This is a rescue worker’s dark descent into a 200-foot deep well where ten miners have been trapped for a week after a tunnel collapse.
According to National Civil Protection Coordinator Laura Velazquez, 600 emergency service employees have worked for 134 hours straight after receiving news of ten miners who remain trapped in a well in the El Pinabete mine in the city of Sabinas in the Mexican state of Coahuila.
After visiting the site on Sunday, August 7, Mexico’s President, Andres Manuel Lopez Obrador stated: “We have to do everything we are doing, and more.”
However, on August 8, 2022, the civil protection coordinator made a statement revealing that the conditions of the well currently make it impossible for the search and rescue operation for the trapped miners to continue.
The following day, the president held a press conference where videos of the well’s interior were presented to the press.
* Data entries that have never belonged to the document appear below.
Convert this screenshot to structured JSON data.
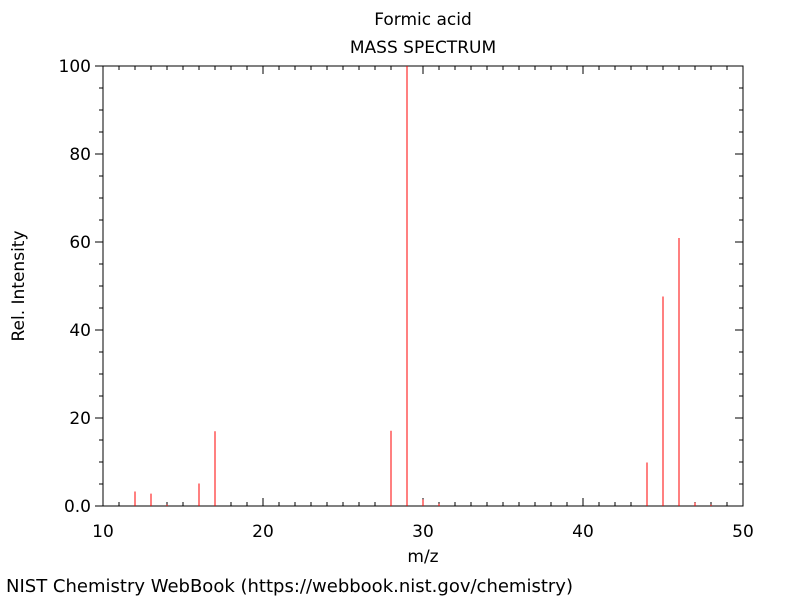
{
  "chart_data": {
    "type": "bar",
    "title": "Formic acid",
    "subtitle": "MASS SPECTRUM",
    "xlabel": "m/z",
    "ylabel": "Rel. Intensity",
    "xlim": [
      10,
      50
    ],
    "ylim": [
      0,
      100
    ],
    "xticks": [
      "10",
      "20",
      "30",
      "40",
      "50"
    ],
    "yticks": [
      "0.0",
      "20",
      "40",
      "60",
      "80",
      "100"
    ],
    "bar_color": "#ff0000",
    "grid": false,
    "series": [
      {
        "x": [
          12,
          13,
          14,
          16,
          17,
          28,
          29,
          30,
          31,
          44,
          45,
          46,
          47,
          48
        ],
        "values": [
          3.3,
          2.8,
          0.3,
          5.1,
          17.0,
          17.1,
          100.0,
          1.5,
          0.5,
          9.9,
          47.6,
          60.9,
          0.8,
          0.3
        ]
      }
    ]
  },
  "footer": "NIST Chemistry WebBook (https://webbook.nist.gov/chemistry)"
}
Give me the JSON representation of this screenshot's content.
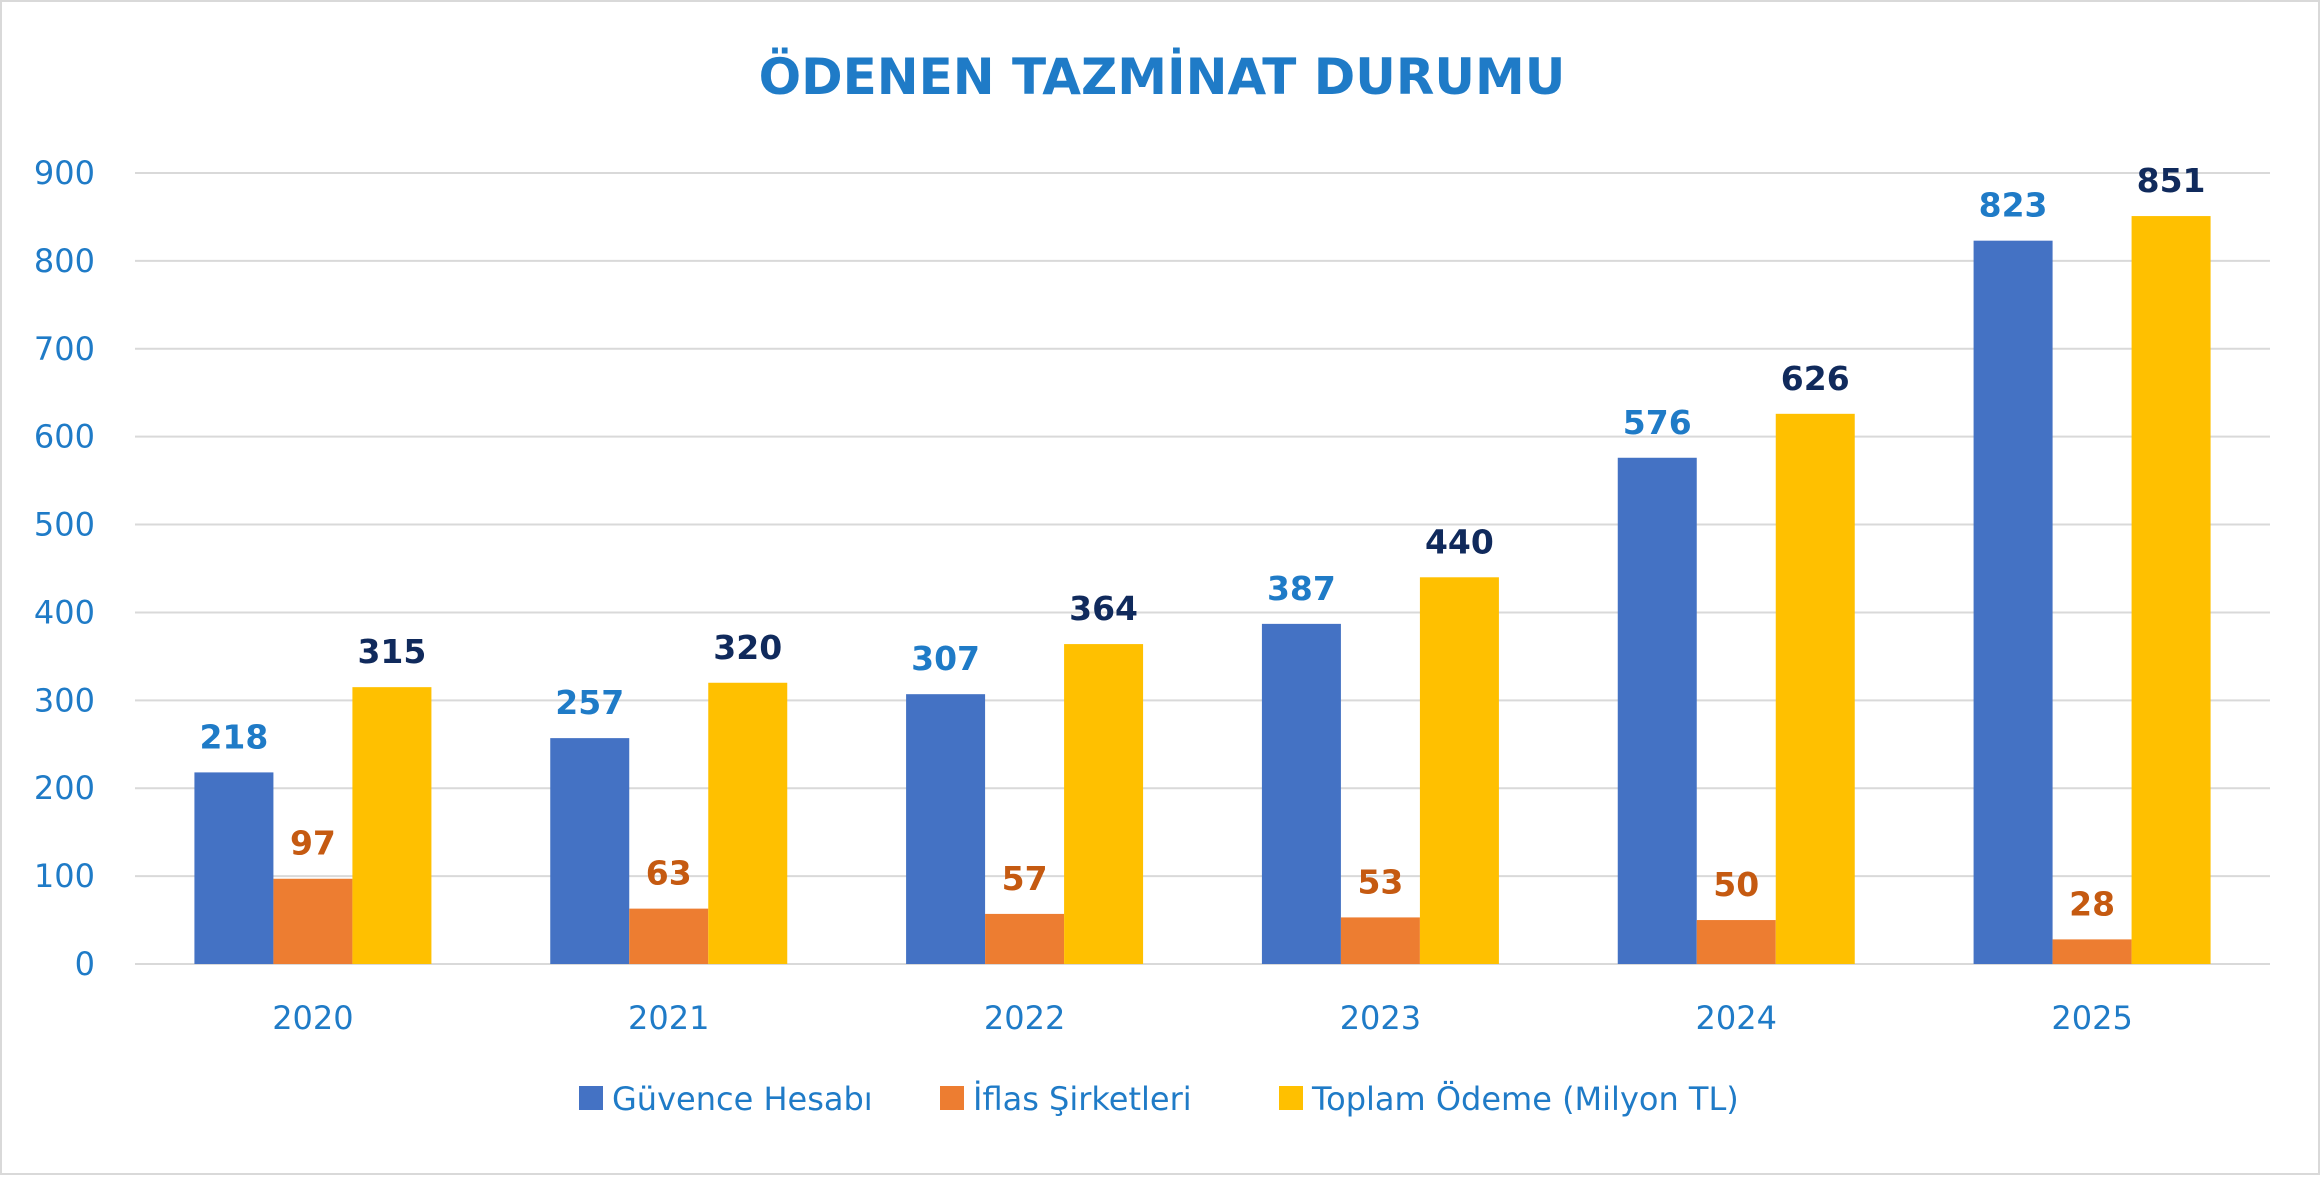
{
  "chart_data": {
    "type": "bar",
    "title": "ÖDENEN TAZMİNAT DURUMU",
    "categories": [
      "2020",
      "2021",
      "2022",
      "2023",
      "2024",
      "2025"
    ],
    "series": [
      {
        "name": "Güvence Hesabı",
        "values": [
          218,
          257,
          307,
          387,
          576,
          823
        ],
        "color": "#4472C4",
        "label_color": "#1F7BC7"
      },
      {
        "name": "İflas Şirketleri",
        "values": [
          97,
          63,
          57,
          53,
          50,
          28
        ],
        "color": "#ED7D31",
        "label_color": "#C55A11"
      },
      {
        "name": "Toplam Ödeme (Milyon TL)",
        "values": [
          315,
          320,
          364,
          440,
          626,
          851
        ],
        "color": "#FFC000",
        "label_color": "#102A5C"
      }
    ],
    "yticks": [
      "0",
      "100",
      "200",
      "300",
      "400",
      "500",
      "600",
      "700",
      "800",
      "900"
    ],
    "ylim": [
      0,
      900
    ],
    "xlabel": "",
    "ylabel": "",
    "grid": true,
    "legend_position": "bottom",
    "title_color": "#1F7BC7",
    "axis_text_color": "#1F7BC7",
    "grid_color": "#d9d9d9"
  }
}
He then explained that technical teams from the Secretariat of the Navy (SEMAR) along with the Immediate Emergency Response Team (ERIE) from the Ministry of Defense (SEDENA) combined efforts to lower a worker along with a drone into a 3-foot-wide well where the rescue operation was expected to continue.
Footage from the drone camera reveals that solid objects and turbulent waters are currently blocking the rescue team’s access to the mine and are creating low visibility conditions.
Further attempts to access the miners through other openings in the structure also failed after it was found that a well that had been created for an underwater survey was obstructed by a pile of wood while another possible access point would not allow any team members or equipment through.
According to the President, the rescue operation is expected to resume on Thursday, August 11, 2022, when SEDENA divers will attempt to reach the trapped miners with oxygen tanks after water levels are expected to drop.
The rescue team plans to introduce a pump and drill into five more wells in the mine to expand the volume of the pumping.

Two pumps are currently in action while three are in the process of being opened.
Miguel Angel Riquelme, the governor of Coahuila said that the water was being pumped from the flooded wells at 350 liters (92 gallons) a second and that levels were going down.
He added that he hoped that the miners had managed to retreat further back into the mine where they might have found an air bubble.